Here is a resume/cover-letter of mine: (not the best example, but maybe give you some ideas).
I think the best bet is keep trying. Maybe find a way to get passed HR department?
So think of these (one-page resume) rules as merely guidelines. To one person looking at a stack of resumes, their criteria might be to only look at one-page resumes. For others? One page is the first to throw out (for they might assume this person does not have enough experience). Some might need a few years work experience; while others, might require a bachelor/master/PhD. It's just the nature of things unfortunately.
I know for recent graduates they say one-page resumes for what tends to happen is people will pad it with stuff.
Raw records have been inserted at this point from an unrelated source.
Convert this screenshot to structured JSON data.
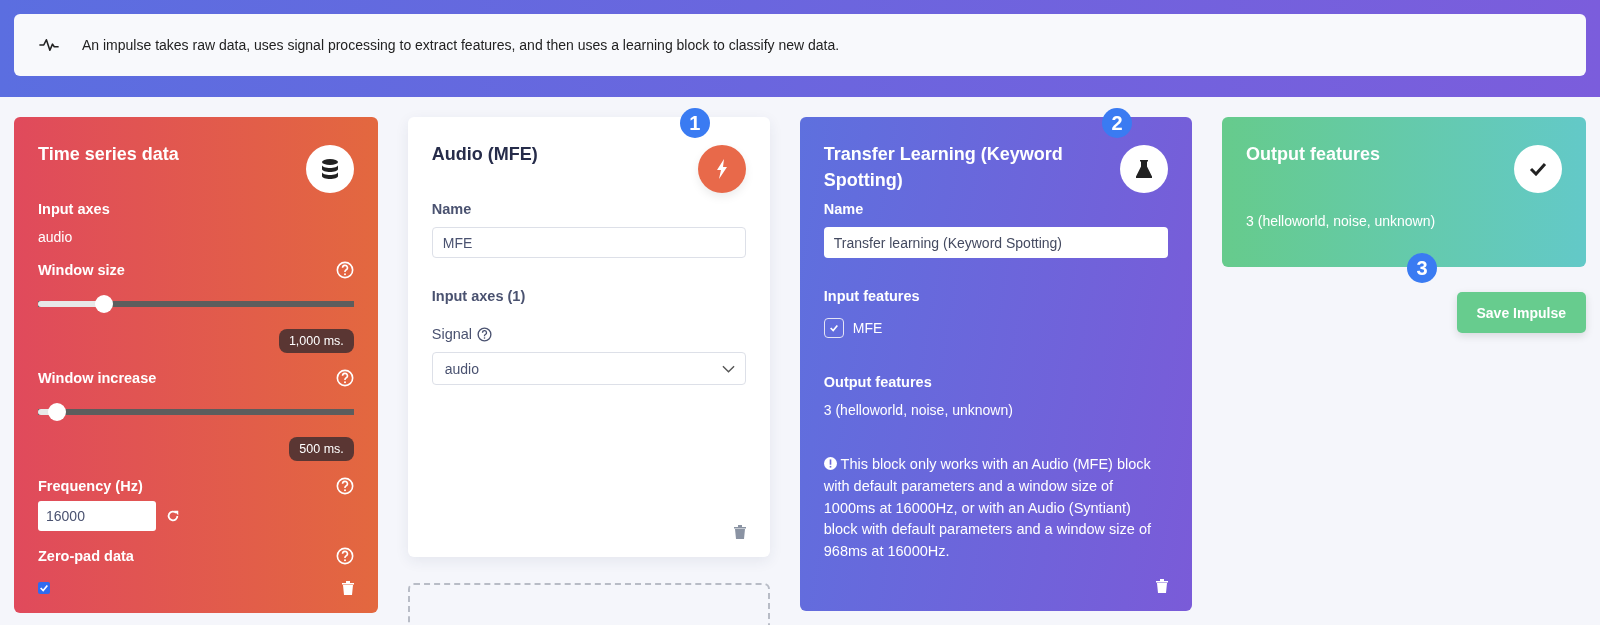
{
  "info_banner": {
    "text": "An impulse takes raw data, uses signal processing to extract features, and then uses a learning block to classify new data."
  },
  "time_series_block": {
    "title": "Time series data",
    "input_axes_label": "Input axes",
    "input_axes_value": "audio",
    "sliders": [
      {
        "label": "Window size",
        "level": 0.21,
        "reading": "1,000 ms."
      },
      {
        "label": "Window increase",
        "level": 0.06,
        "reading": "500 ms."
      }
    ],
    "frequency": {
      "label": "Frequency (Hz)",
      "value": "16000"
    },
    "zero_pad": {
      "label": "Zero-pad data",
      "checked": true
    }
  },
  "processing_block": {
    "step": "1",
    "title": "Audio (MFE)",
    "name_label": "Name",
    "name_value": "MFE",
    "input_axes_label": "Input axes (1)",
    "signal_label": "Signal",
    "signal_value": "audio"
  },
  "learning_block": {
    "step": "2",
    "title": "Transfer Learning (Keyword Spotting)",
    "name_label": "Name",
    "name_value": "Transfer learning (Keyword Spotting)",
    "input_features_label": "Input features",
    "input_features": [
      {
        "label": "MFE",
        "checked": true
      }
    ],
    "output_features_label": "Output features",
    "output_features_value": "3 (helloworld, noise, unknown)",
    "warning": "This block only works with an Audio (MFE) block with default parameters and a window size of 1000ms at 16000Hz, or with an Audio (Syntiant) block with default parameters and a window size of 968ms at 16000Hz."
  },
  "output_block": {
    "step": "3",
    "title": "Output features",
    "value": "3 (helloworld, noise, unknown)"
  },
  "save_button": {
    "label": "Save Impulse"
  }
}
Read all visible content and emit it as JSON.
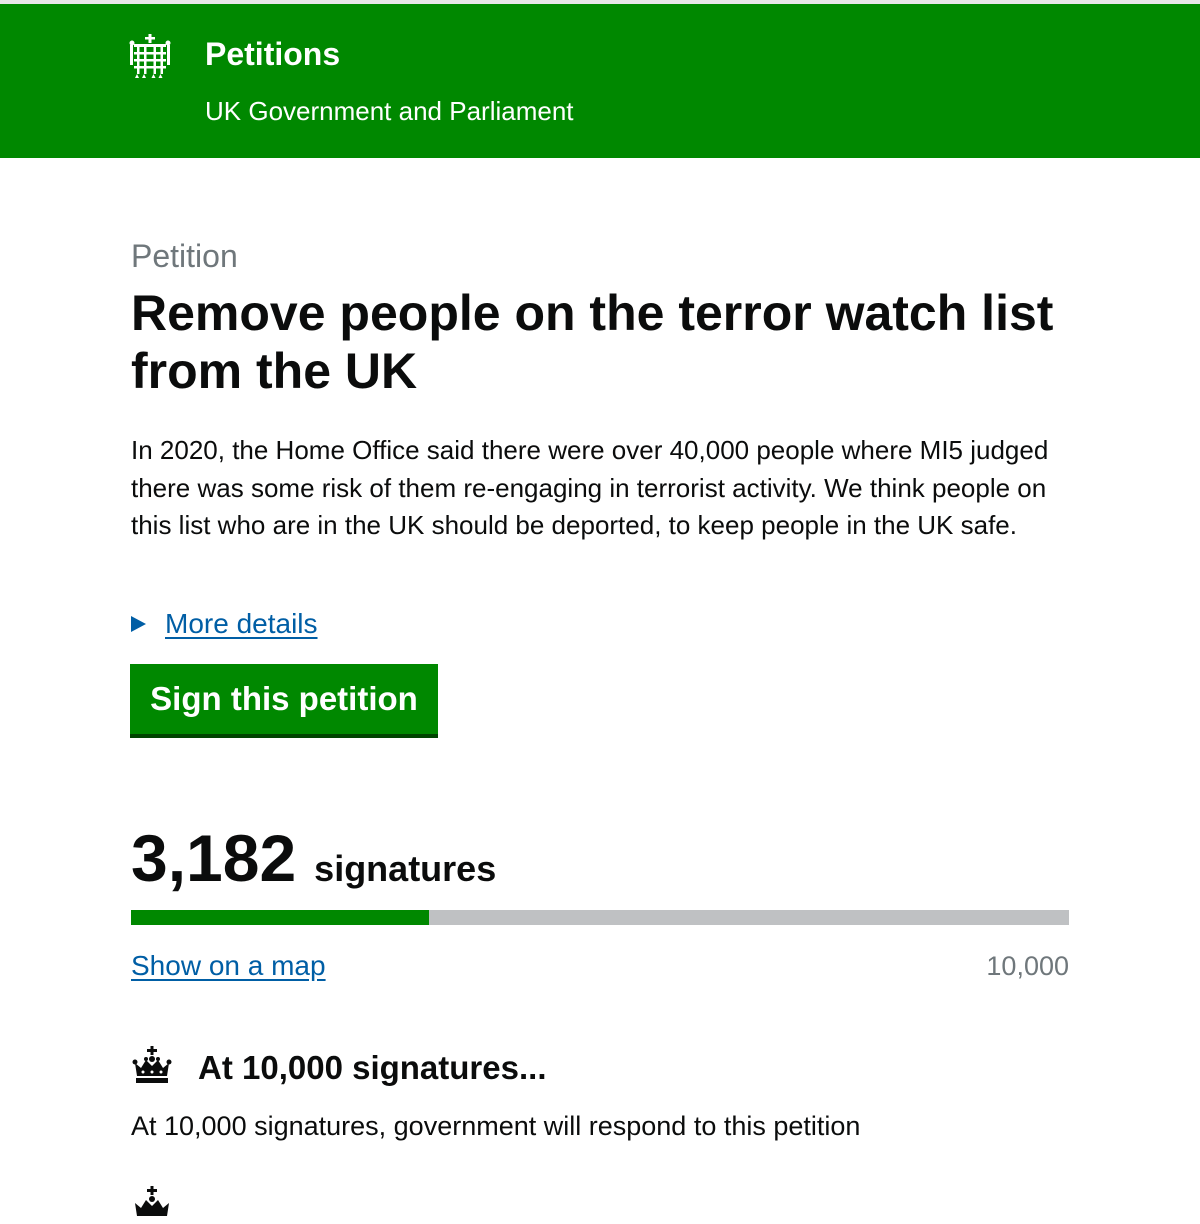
{
  "header": {
    "title": "Petitions",
    "subtitle": "UK Government and Parliament",
    "logo_icon": "portcullis-icon",
    "background_color": "#008800"
  },
  "petition": {
    "kicker": "Petition",
    "title": "Remove people on the terror watch list from the UK",
    "summary": "In 2020, the Home Office said there were over 40,000 people where MI5 judged there was some risk of them re-engaging in terrorist activity. We think people on this list who are in the UK should be deported, to keep people in the UK safe.",
    "more_details_label": "More details",
    "sign_button_label": "Sign this petition"
  },
  "signatures": {
    "count": "3,182",
    "label": "signatures",
    "progress_fraction": 0.3182,
    "map_link_label": "Show on a map",
    "threshold": "10,000"
  },
  "milestones": [
    {
      "icon": "crown-icon",
      "title": "At 10,000 signatures...",
      "text": "At 10,000 signatures, government will respond to this petition"
    }
  ],
  "colors": {
    "accent_green": "#008800",
    "link_blue": "#005ea5",
    "muted_grey": "#6f777b",
    "track_grey": "#bfc1c3"
  }
}
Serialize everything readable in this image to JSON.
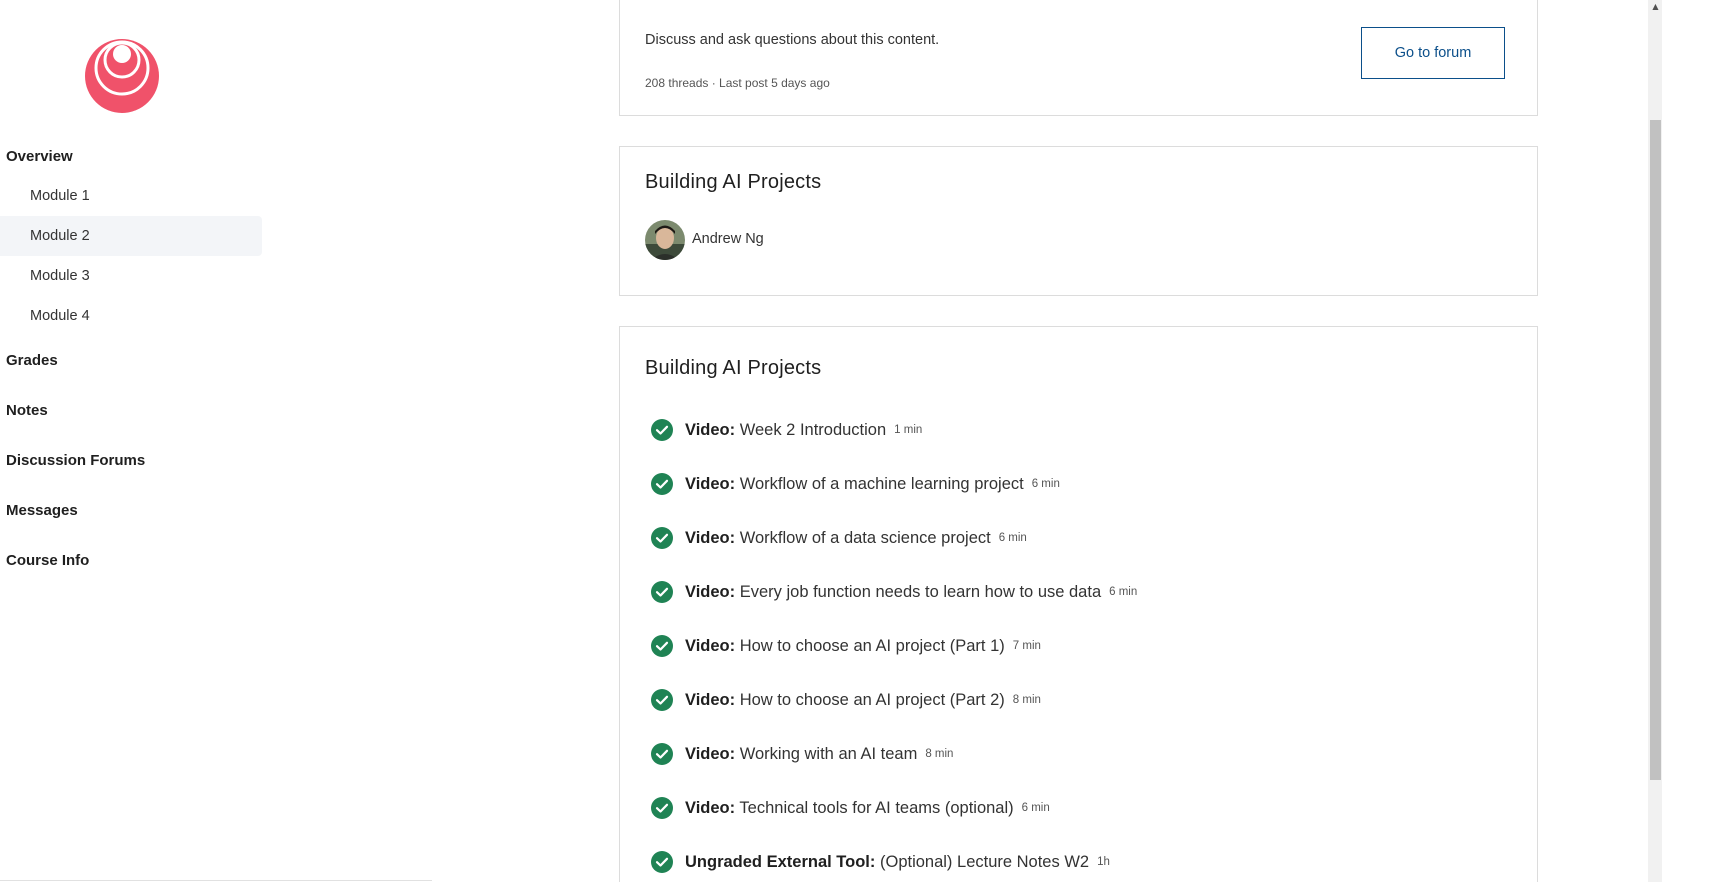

Padding is not good. It is obvious most of the time when someone pads their resume then you start to wonder why?
But, if you have experience, if you have things you can share, be concise; but, you can list things that will push you greater than a page.
Looking quickly at your resume, you need to understand that you are using very specific terms to refer to things that you've done or are working on. Nothing wrong with that, but try to think if someone who was not familiar with the tech side of games (such as a bad, or perhaps just not as informed HR person), what would they understand?
I like your personal projects section. But the rest of your resume seems empty. Though in your case, I don't think adding more to it would help, unless you have work experience, or projects done in school worth talking about. Or you've done volunteer work. But what would help would be a cover letter, which you would need to tailor it to the job that you are applying to.
Though unfortunate, what Abner said is true; but, it's also not a new thing. When you have 200 resumes on your desk, it can be hard to stand out.
P.P.S. I realize the irony that I left NASA and now work for the games industry. In my defense, I'm working on compilers, not a game :P
A C++ Programmer working on Squad professionally, and Proportion during my free time.
Web Developer by day, game hobbyist by night.
You are applying for perhaps the hardest to get programming internships in the whole world.